Contrast Security Assess covers a wide range of applications like .NET Framework, Java, PSP, Node.js, etc. But there are some like Ubuntu and the .NET Core which are not covered. They have it in their roadmap to have these agents. If they have that, we will have complete coverage. Let's say you have .NET Core in an Ubuntu setup. You probably don't have an agent that you could install, at all. If Contrast gets those built up, and provides wide coverage, that will make it a masterpiece. So they should explore more of technologies that they don't support. It should also include some of the newer ones and future technologies. For example, Google is coming up with its own OS. If they can support agent-based or sensor-based technology there, that would really help a lot.
The effectiveness of the solution’s automation via its instrumentation methodology is good, although it still has a lot of room for growth. The documentation, for example, is not quite up to snuff. There are still a lot of plugins and integrations that are coming out from Contrast to help it along the way. It's really geared more for smaller companies, whereas I'm contracting for a very large organization. Any application's ability to be turnkey is probably the one thing that will set it apart, and Contrast isn't quite to the point where it's turnkey. Also, Contrast's ability to support upgrades on the actual agents that get deployed is limited. Our environment is pretty much entirely Java. There are no updates associated with that. You have to actually download a new version of the .jar file and push that out to the servers where your app is hosted.
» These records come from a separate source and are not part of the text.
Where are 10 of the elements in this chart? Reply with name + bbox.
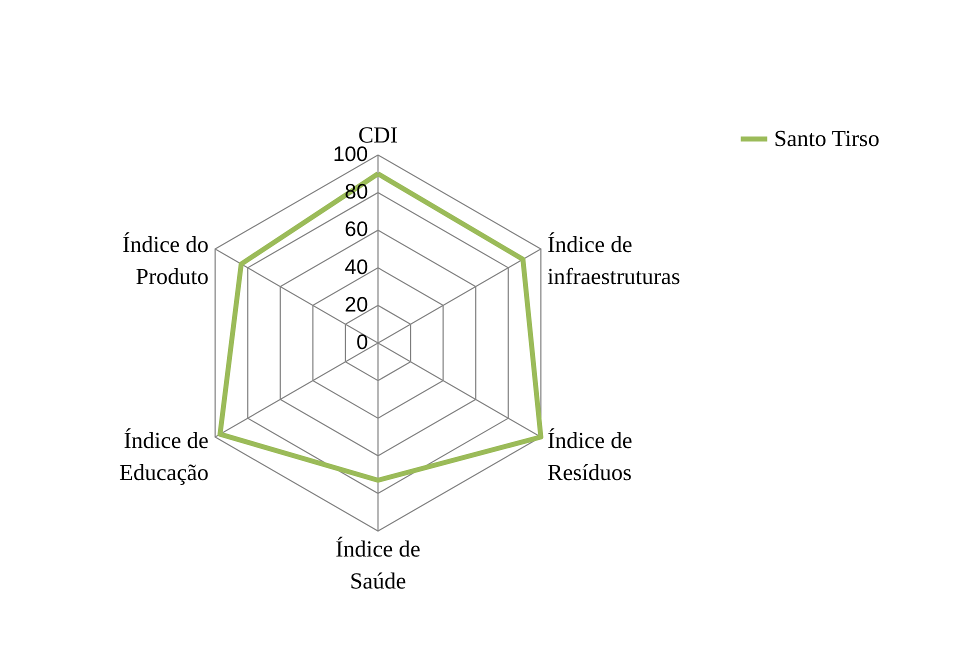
y-tick-label: 60 (344, 218, 368, 242)
spoke-label: Índice de Resíduos (547, 428, 632, 485)
spoke-label: Índice de Saúde (336, 536, 420, 594)
spoke-label: Índice do Produto (122, 232, 209, 290)
legend-label: Santo Tirso (774, 126, 880, 151)
y-tick-label: 0 (356, 331, 368, 354)
y-tick-label: 40 (344, 256, 368, 279)
spoke-label: Índice de infraestruturas (547, 232, 680, 290)
spoke-label: Índice de Educação (119, 428, 209, 485)
y-tick-label: 20 (344, 293, 368, 316)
That can be quite cumbersome from a change-management perspective.
There is room for improvement in the reporting. We're looking for a dashboard. One of the things that I have to do right now is export to Excel spreadsheets to get the management-level view that I need to present to the leadership team. We can do a report on applications within the tool, but as far as management goes, they want to see a high-level view of all the applications. They want to see the total number of applications, the total number of criticals, the total number of highs, and then they want to break each of those down and be able to manipulate that data in a dashboard. That's something that's missing. Because we have it on-premise, anytime we have to have maintenance, we have to schedule it and tell our developers to get out of it; that we're going to be doing an upgrade. That's our main gripe with our on-premise version. We don't get the updates as soon as a cloud version, so just two weeks ago we started talking about going to the cloud. We had our meeting about what we need to do and we have a followup meeting this Thursday to continue that.